Şakaları şaka olmaktan çıkaran iki husus vardır:
Birincisi, şaka ile alay arasındaki farkı bilmeyen kişilerin “Şaka yapıyorum” diyerek muhatapla alay edip, onu tahkir etmesidir. Bu durum muhatabı kırar, sinirlendirir ve onun da tahkir etmesine, dolayısıyla aranın bozulmasına sebep olur. Bu yüzden peygamberimiz (sav) “Kardeşinle münakaşa etme ve ona (aşırı derecede) şaka da yapma!” (Tirmizi) buyurmuştur. Hz Ali de “Şaka, kin ve düşmanlığı netice verir” demiştir.

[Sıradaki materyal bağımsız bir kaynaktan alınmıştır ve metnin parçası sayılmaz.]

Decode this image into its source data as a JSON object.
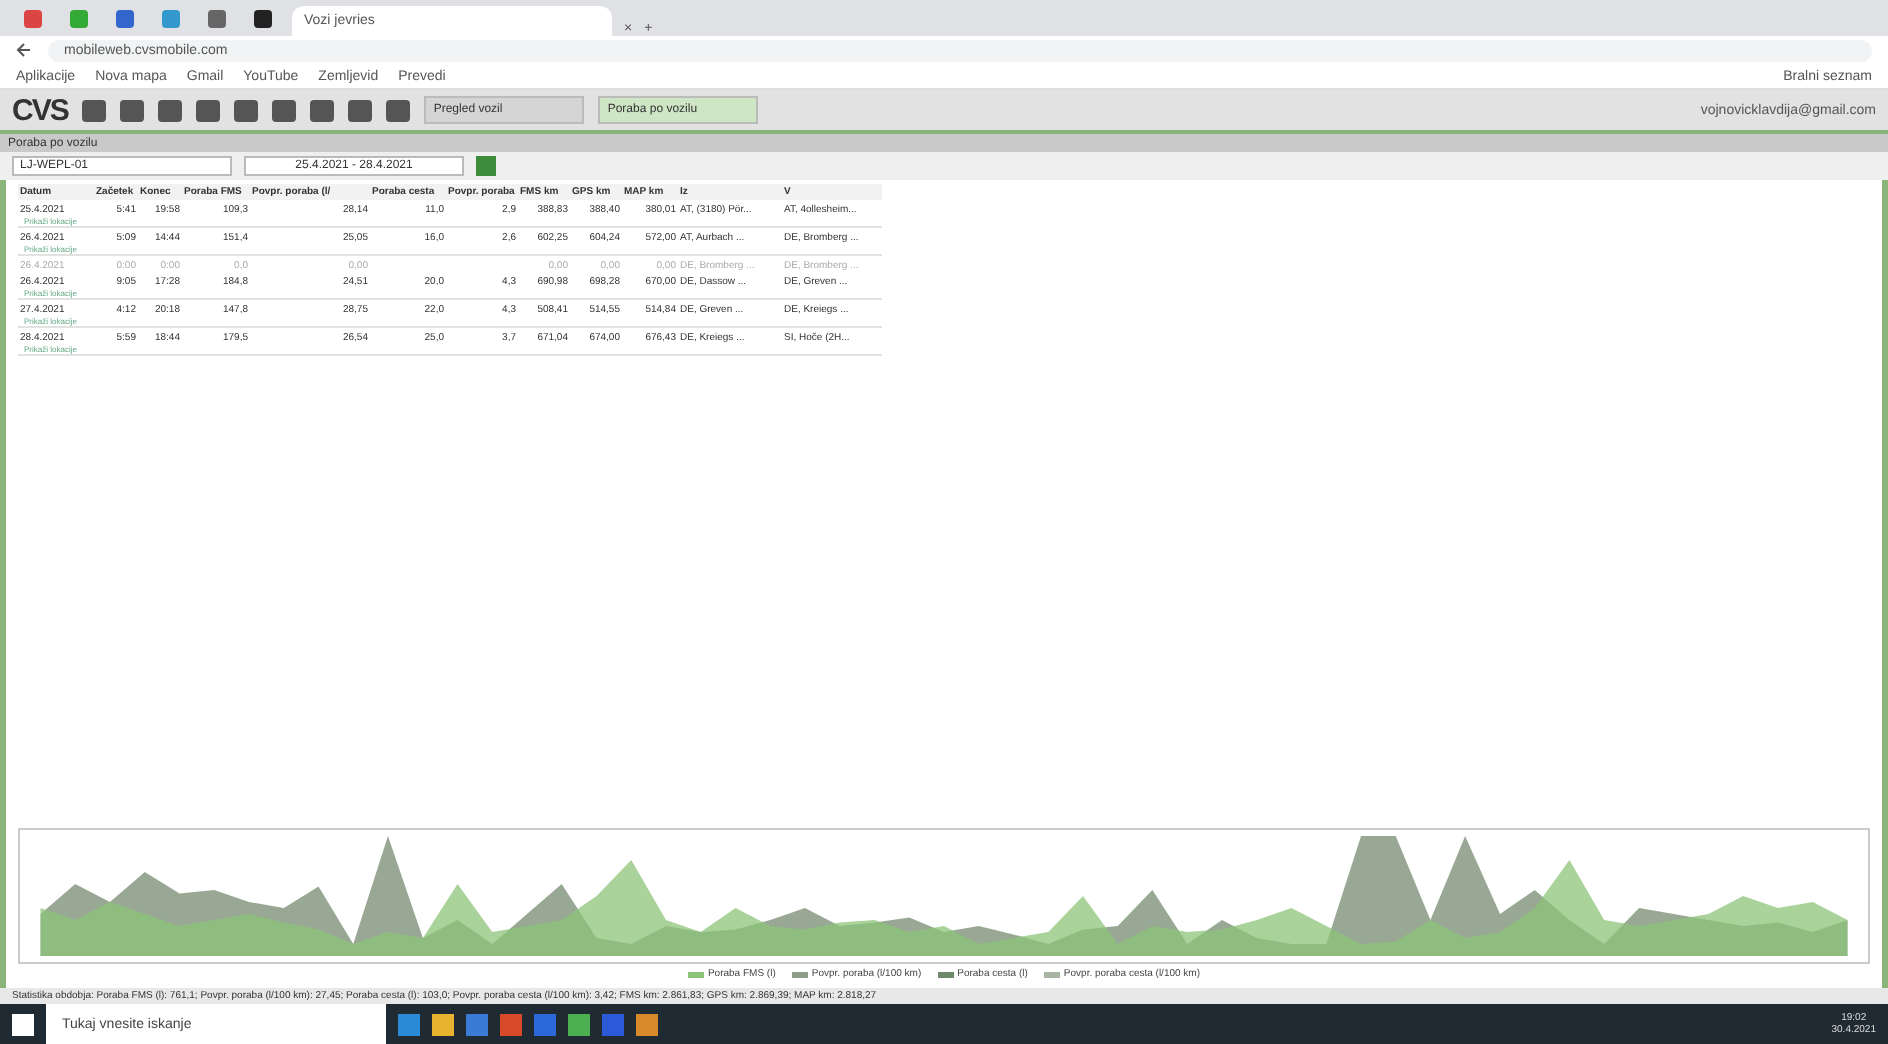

Şakaları şaka olmaktan çıkaran ikinci konu da, seviyesiz, münasebetsiz insanlara şaka yapmaktır. Siz seviyeli nezih şaka yapıyor olabilirsiniz. Fakat muhatabınız nerede susup, nerede konuşulacağını bilmeyen biriyse, siz ölçülü bile olsanız, onlar ölçüye riayet etmez, sizin nezih şakalarınıza, kaba şakalarıyla mukabele ederler ve ortalığı karıştırırlar.
İstihza (Alay etmek)
İstihza; bir şeyle veya bir kişiyle eğlenmek, insanları hafife almak, tahkîr etmek, başkasının kusur ve noksanlarını söz, işaret veya yazı ile teşhîr etmek, toplumda küçük düşürmeye çalışmak demektir.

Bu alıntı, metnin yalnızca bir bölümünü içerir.